I was a bright kid, but that didn't stop me from not giving a damn in high school. Hell, maybe it's why I didn't give a damn in high school. Like a lot of smart people stuck in bad schools, I felt less than motivated throughout my teen years. As a result of that, I didn't do as well in class as I could have and had to miss out on the one AP class my high school offered: English. Given that English was the only thing I cared about in high school, missing out on the one chance at a real English class was pretty heartbreaking. The closest thing I could get was taking standard English from Mrs. Joyner, the woman who taught the AP class. At my school, senior English involved stuff like Macbeth, Chaucer and, most importantly to me, Beowulf. For a kid who had grown up reading fantasy novels and playing Dungeons & Dragons, Beowulf was a revelation. Here was the foundation for every epic fantasy hero I'd ever loved. Tolkien was in there, more importantly Howard, and I loved every single line of it. When it came time to take our final exams in that class, Mrs. Joyner gave us the option of taking the test or re-writing the Beowulf epic in our own fashion. Being a writer of some burgeoning talent who at the time was obsessed with Stephen King's Dark Tower series, I decided to re-write Beowulf as if it had occurred in that world.
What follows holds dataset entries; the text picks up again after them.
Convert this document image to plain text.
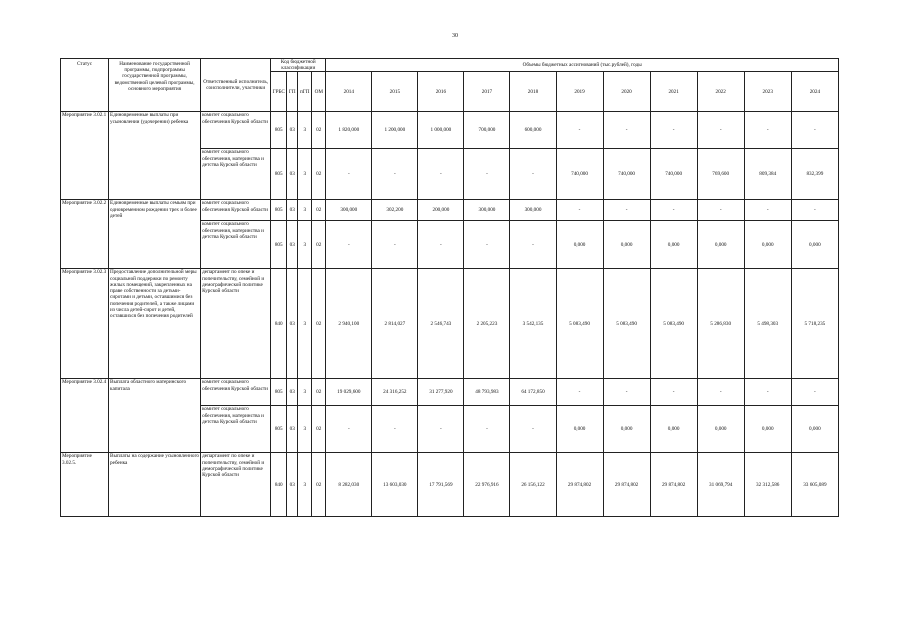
30
Статус	Наименование государственной программы, подпрограммы государственной программы, ведомственной целевой программы, основного мероприятия	Ответственный исполнитель, соисполнители, участники	Код бюджетной классификации				Объемы бюджетных ассигнований (тыс.рублей), годы										
			ГРБС	ГП	пГП	ОМ	2014	2015	2016	2017	2018	2019	2020	2021	2022	2023	2024
Мероприятие 3.02.1	Единовременные выплаты при усыновлении (удочерении) ребенка	комитет социального обеспечения Курской области	805	03	3	02	1 820,000	1 200,000	1 000,000	700,000	600,000	-	-	-	-	-	-
		комитет социального обеспечения, материнства и детства Курской области	805	03	3	02	-	-	-	-	-	740,000	740,000	740,000	769,600	809,384	832,399
Мероприятие 3.02.2	Единовременные выплаты семьям при одновременном рождении трех и более детей	комитет социального обеспечения Курской области	805	03	3	02	300,000	302,200	200,000	300,000	300,000	-	-	-	-	-	-
		комитет социального обеспечения, материнства и детства Курской области	805	03	3	02	-	-	-	-	-	0,000	0,000	0,000	0,000	0,000	0,000
Мероприятие 3.02.3	Предоставление дополнительной меры социальной поддержки по ремонту жилых помещений, закрепленных на праве собственности за детьми-сиротами и детьми, оставшимися без попечения родителей, а также лицами из числа детей-сирот и детей, оставшихся без попечения родителей	департамент по опеке и попечительству, семейной и демографической политике Курской области	840	03	3	02	2 940,100	2 814,027	2 546,743	2 205,223	3 542,135	5 083,490	5 083,490	5 083,490	5 286,830	5 498,303	5 718,235
Мероприятие 3.02.4	Выплата областного материнского капитала	комитет социального обеспечения Курской области	805	03	3	02	19 029,600	24 316,252	31 277,920	48 793,983	64 172,850	-	-	-	-	-	-
		комитет социального обеспечения, материнства и детства Курской области	805	03	3	02	-	-	-	-	-	0,000	0,000	0,000	0,000	0,000	0,000
Мероприятие 3.02.5.	Выплаты на содержание усыновленного ребенка	департамент по опеке и попечительству, семейной и демографической политике Курской области	840	03	3	02	8 282,030	13 603,030	17 791,569	22 976,916	26 156,122	29 874,802	29 874,802	29 874,802	31 069,794	32 312,586	33 605,089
The resulting manuscript was close to twenty single-spaced pages. Mrs. Joyner loved it and asked me to read it for the class. If you ever need to put an entire room full of bored teenagers to sleep, read them a Dark Tower retelling of the Beowulf story. Regardless of the audience reaction, Mrs. Joyner said something that day that has never left me; "Don't you all think Brett will be a great writer some day?" Those words still resonate with me every time I sit down to write. I've girded myself with them throughout the years and despite moments of complete creative lethargy, her words have always helped me soldier through and keep believing in myself.
So when I sat down earlier this year to start thinking about concepts I'd like to work on as a comic writer, Beowulf and the Old West came back to mind. I won't go into a lot of detail, obviously, because I don't want you dingoes stealing my baby. Needless to say, I've come up with a fairly cool angle on the story that adds a lot of my own personal touches and seems, so far, to resonate with the limited audience I've introduced it to. While I have other projects that I'm working on, any of which I'd be glad to have published, it feels important to me that this Beowulf story be my first. I owe it to the teenage me that saw a future with so much potential and I owe it to Mrs. Joyner for teaching me to believe in myself.
Oh, in case you were wondering, I spent the second half of that year as Mrs. Joyner's teacher's assistant. She slipped me all the AP reading material, let me grade all their reports, and at the end of the year sneaked me into the AP exam. Entry-level college English successfully skipped.
Thanks Mrs. Joyner. I'll make you proud.